Sunday morning we all slept in, snuggled into warm bags and tents kept cool by the woods around us. Doug and Liz put up a hard breakfast competition with Mark and I, now that we all have the car camping gear, there was bacon, eggs, and sausage all around that morning. Eventually we packed up for the day, organized who was riding with whom, put the mountain bikes on the car and headed back to the main area.
There’s more pictures from the weekend up in the gallery.
The gang hiked out to Jurassic Park while Kevin, Wade and I headed off on our mountain bikes in the opposite direction. We rode along the south-east side of the Nautilus to the far end, through a serious swamp, and then caught up with the Turtle Rock trail at the east trailhead. We rode all the way around the main area; having a blast riding over granite boulders and through deep muddy creaks. 1.5 hours and 3.5 miles later, we eventually found the climber’s trail into Jurassic Park. We hid the bikes and hiked in to meet the rest of the group, who were just starting to climb after having a luxurious lunch and lounging on warm, sunny rocks.
I was really tired from biking. My legs felt like jelly and my shoulder muscles were in burning tight knots. But the group put up some interesting topropes, and I gave a few of them a shot. Kevin took over control of the camera, and came up with some really great shots from the day.
Get up that Tree (5.8) – A one move wonder that Mark lead up as his warm-up. I never tried it, but many people in the group seemed to enjoy hanging upside-down from the giant chockstone.
Lawyer on the Toilet (5.8) – This was a great little crack with a pretty tough off-width section in the middle. It took me a few minutes to figure out the key, for me at least, was turning around and facing the other way when the foot holds ran out on the slab.
Rowdy Joe Bad (5.11c) – I gave this bolted slab a go while the top rope was hanging around. I never got past the crux. Mark worked out a method that may have been cheating, using his wing span to reach over to the crack on the right. Which left Dylan as the only one in our party to honestly climb the route.

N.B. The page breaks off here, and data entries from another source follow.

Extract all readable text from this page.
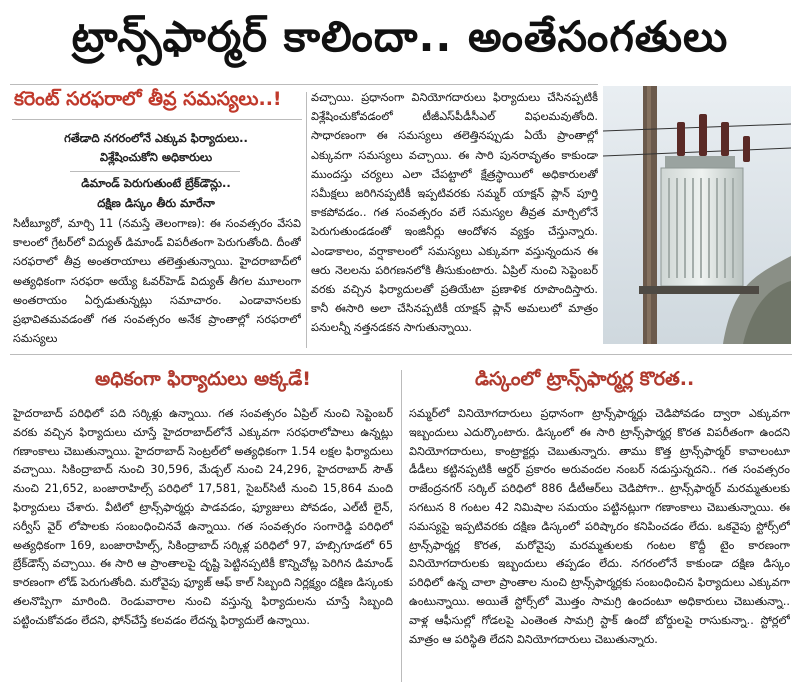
ట్రాన్స్‌ఫార్మర్ కాలిందా.. అంతేసంగతులు
కరెంట్ సరఫరాలో తీవ్ర సమస్యలు..!
గతేడాది నగరంలోనే ఎక్కువ ఫిర్యాదులు..
విశ్లేషించుకోని అధికారులు
డిమాండ్ పెరుగుతుంటే బ్రేక్‌డౌన్లు..
దక్షిణ డిస్కం తీరు మారేనా
సిటీబ్యూరో, మార్చి 11 (నమస్తే తెలంగాణ): ఈ సంవత్సరం వేసవి కాలంలో గ్రేటర్‌లో విద్యుత్ డిమాండ్ విపరీతంగా పెరుగుతోంది. దీంతో సరఫరాలో తీవ్ర అంతరాయాలు తలెత్తుతున్నాయి. హైదరాబాద్‌లో అత్యధికంగా సరఫరా అయ్యే ఓవర్‌హెడ్ విద్యుత్ తీగల మూలంగా అంతరాయం ఏర్పడుతున్నట్లు సమాచారం. ఎండావానలకు ప్రభావితమవడంతో గత సంవత్సరం అనేక ప్రాంతాల్లో సరఫరాలో సమస్యలు
వచ్చాయి. ప్రధానంగా వినియోగదారులు ఫిర్యాదులు చేసినప్పటికీ విశ్లేషించుకోవడంలో టీజీఎస్‌పీడీసీఎల్ విఫలమవుతోంది. సాధారణంగా ఈ సమస్యలు తలెత్తినప్పుడు ఏయే ప్రాంతాల్లో ఎక్కువగా సమస్యలు వచ్చాయి. ఈ సారి పునరావృతం కాకుండా ముందస్తు చర్యలు ఎలా చేపట్టాలో క్షేత్రస్థాయిలో అధికారులతో సమీక్షలు జరిగినప్పటికీ ఇప్పటివరకు సమ్మర్ యాక్షన్ ప్లాన్ పూర్తి కాకపోవడం.. గత సంవత్సరం వలే సమస్యల తీవ్రత మార్చిలోనే పెరుగుతుండడంతో ఇంజినీర్లు ఆందోళన వ్యక్తం చేస్తున్నారు. ఎండాకాలం, వర్షాకాలంలో సమస్యలు ఎక్కువగా వస్తున్నందున ఈ ఆరు నెలలను పరిగణనలోకి తీసుకుంటారు. ఏప్రిల్ నుంచి సెప్టెంబర్ వరకు వచ్చిన ఫిర్యాదులతో ప్రతియేటా ప్రణాళిక రూపొందిస్తారు. కానీ ఈసారి అలా చేసినప్పటికీ యాక్షన్ ప్లాన్ అమలులో మాత్రం పనులన్నీ నత్తనడకన సాగుతున్నాయి.
అధికంగా ఫిర్యాదులు అక్కడే!	డిస్కంలో ట్రాన్స్‌ఫార్మర్ల కొరత..
హైదరాబాద్ పరిధిలో పది సర్కిళ్లు ఉన్నాయి. గత సంవత్సరం ఏప్రిల్ నుంచి సెప్టెంబర్ వరకు వచ్చిన ఫిర్యాదులు చూస్తే హైదరాబాద్‌లోనే ఎక్కువగా సరఫరాలోపాలు ఉన్నట్లు గణాంకాలు చెబుతున్నాయి. హైదరాబాద్ సెంట్రల్‌లో అత్యధికంగా 1.54 లక్షల ఫిర్యాదులు వచ్చాయి. సికింద్రాబాద్ నుంచి 30,596, మేడ్చల్ నుంచి 24,296, హైదరాబాద్ సౌత్ నుంచి 21,652, బంజారాహిల్స్ పరిధిలో 17,581, సైబర్‌సిటీ నుంచి 15,864 మంది ఫిర్యాదులు చేశారు. వీటిలో ట్రాన్స్‌ఫార్మర్లు పాడవడం, ఫ్యూజులు పోవడం, ఎల్‌టీ లైన్, సర్వీస్ వైర్ లోపాలకు సంబంధించినవే ఉన్నాయి. గత సంవత్సరం సంగారెడ్డి పరిధిలో అత్యధికంగా 169, బంజారాహిల్స్, సికింద్రాబాద్ సర్కిళ్ల పరిధిలో 97, హబ్సిగూడలో 65 బ్రేక్‌డౌన్స్ వచ్చాయి. ఈ సారి ఆ ప్రాంతాలపై దృష్టి పెట్టినప్పటికీ కొన్నిచోట్ల పెరిగిన డిమాండ్ కారణంగా లోడ్ పెరుగుతోంది. మరోవైపు ఫ్యూజ్ ఆఫ్ కాల్ సిబ్బంది నిర్లక్ష్యం దక్షిణ డిస్కంకు తలనొప్పిగా మారింది. రెండువారాల నుంచి వస్తున్న ఫిర్యాదులను చూస్తే సిబ్బంది పట్టించుకోవడం లేదని, ఫోన్‌చేస్తే కలవడం లేదన్న ఫిర్యాదులే ఉన్నాయి.
సమ్మర్‌లో వినియోగదారులు ప్రధానంగా ట్రాన్స్‌ఫార్మర్లు చెడిపోవడం ద్వారా ఎక్కువగా ఇబ్బందులు ఎదుర్కొంటారు. డిస్కంలో ఈ సారి ట్రాన్స్‌ఫార్మర్ల కొరత విపరీతంగా ఉందని వినియోగదారులు, కాంట్రాక్టర్లు చెబుతున్నారు. తాము కొత్త ట్రాన్స్‌ఫార్మర్ కావాలంటూ డీడీలు కట్టినప్పటికీ ఆర్డర్ ప్రకారం అరువందల నంబర్ నడుస్తున్నదని.. గత సంవత్సరం రాజేంద్రనగర్ సర్కిల్ పరిధిలో 886 డీటీఆర్‌లు చెడిపోగా.. ట్రాన్స్‌ఫార్మర్ మరమ్మతులకు సగటున 8 గంటల 42 నిమిషాల సమయం పట్టినట్లుగా గణాంకాలు చెబుతున్నాయి. ఈ సమస్యపై ఇప్పటివరకు దక్షిణ డిస్కంలో పరిష్కారం కనిపించడం లేదు. ఒకవైపు స్టోర్స్‌లో ట్రాన్స్‌ఫార్మర్ల కొరత, మరోవైపు మరమ్మతులకు గంటల కొద్దీ టైం కారణంగా వినియోగదారులకు ఇబ్బందులు తప్పడం లేదు. నగరంలోనే కాకుండా దక్షిణ డిస్కం పరిధిలో ఉన్న చాలా ప్రాంతాల నుంచి ట్రాన్స్‌ఫార్మర్లకు సంబంధించిన ఫిర్యాదులు ఎక్కువగా ఉంటున్నాయి. అయితే స్టోర్స్‌లో మొత్తం సామగ్రి ఉందంటూ అధికారులు చెబుతున్నా.. వాళ్ల ఆఫీసుల్లో గోడలపై ఎంతెంత సామగ్రి స్టాక్ ఉందో బోర్డులపై రాసుకున్నా.. స్టోర్లలో మాత్రం ఆ పరిస్థితి లేదని వినియోగదారులు చెబుతున్నారు.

Flake-O-Saurus (5.10c) – Mark hung a top rope on this climb and many of us had a great time thrashing around on it. Mark climbed it with a few falls in the crux as the steep crack transitioned to awkward face climbing. I took a bunch of falls as the perfect hand crack transitioned into an offwidth. My excuse for the day was that my legs were exhausted, which lead to weak, sloppy footwork. And that was especially evident on this climb. Eventually, I layed back the sloping flake until I could get back in above the wide section and jam to the actual crux (where I quit). I know, cheating, but at least I got to enjoy some sweet crack climbing before and after.
At the end of the day, a fellow climber in the area hung one of our ropes on Slot-A-Saurus (5.9+), and we all lined up to give it a try. Sean gave everything he had and more on that climb. Clare worked hard and completed it. Ann made it look beautiful and easy. Wade got about half way up and called it a day. In the course of this, the evening was getting later and later. Kevin had decided he was going to drive back to Denver, no matter how late we stayed at the crag. I was hungry and exhausted, and still had to ride my bike back to the car.
I ended up convincing Mark to leave this climb for another day, but I suspect that our next trip to ‘Voo will start with this fantastic crack. He was disappointed, but seemed to understand. We all headed back to camp in our own fashion. Dylan, Ann and Clare hiked back from the crag – a mere 3 miles at dusk in a road-less and trail-less wood. Sean drove back to the Fort. Kevin packed up and headed home to Denver. Doug and Liz and Mark and I sat around the fire, cooking dinner and hanging out until rain started falling out of the dark sky above, then we all tucked in for another night of wild Wyoming weather.